Hezekiah’s faith was also strengthened by having the right motives: “Save us, please, from his hand, that all the kingdoms of the earth may know that you, O LORD, are God alone” (2 Kings 19:19). This is alluded to by the Lord in His prayer just before His death: “That the world may know” (Jn. 17:23). Hezekiah’s prayer for the Assyrian destruction was in fact so that the Gentile nations around Judah would come to know Yahweh, to accept Him. What finer motivation! This was no selfish shriek for help.

 

It’s surely significant that Hezekiah is stated to be Judah’s most faith-ful King, and yet he had a major lack of faith when he cut off the gold of the temple and gave it to the Assyrians; and he asks God to give him a sign that the promised healing was really going to happen.

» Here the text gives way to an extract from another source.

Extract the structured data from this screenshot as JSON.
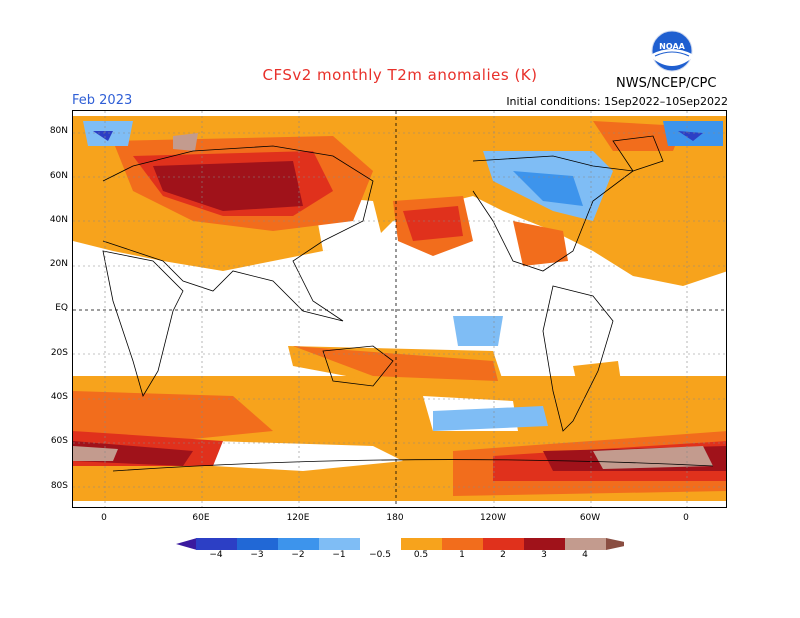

Indeed the whole nature of the dialogue seems to indicate a man of somewhat faltering faith, needing every encouragement:
“Then Isaiah told the king's attendants to put on his boil a paste made of figs, and he would get well. King Hezekiah asked, "What is the sign to prove that the LORD will heal me and that three days later I will be able to go to the Temple?"  Isaiah replied, "The LORD will give you a sign to prove that he will keep his promise. Now, would you prefer to have the shadow on the stairway go forward ten steps or go back ten steps?"  Hezekiah answered, "It's easy to have the shadow go forward ten steps! Have it go back ten steps." (2 Kings 20:7-10). Firstly, Hezekiah asks for a sign “to prove” that God’s predicted cure of him was going to happen. And when given the option of the shadow of the sun jumping forward by ten degrees, he almost mocks that as too ‘easy’. Yet this is the man with the accolade that no King believed in God like he did. Perhaps he reached his heights of faith through having these low moments. ‘Putting God to the test’ as it seems Hezekiah did is seen in Scripture as not fully believing in Him (Num. 14:20-24; Dt. 6:16; Is. 7:12; Lk. 11:33-36). Maybe God left Hezekiah to test him in the matter of the ambassadors from Babylon as a kind of response- ‘You put me to the test, I’ll put you to the test’ (2 Chron. 32:31).  Let’s remember that in Bible characters like Hezekiah, we are reading only a few cameos of their lives. Most of his life history, his inner thoughts, are unknown to us. But God’s summary statement was that he was the most believing King of Judah. So when we read cameos from his life that reflect a weakened faith, we surely have little option but to conclude that somehow in the Divine economy, low points of faith lead a person to higher and stronger ones. And we can all take a lot of comfort from that conclusion as we survey our own lives.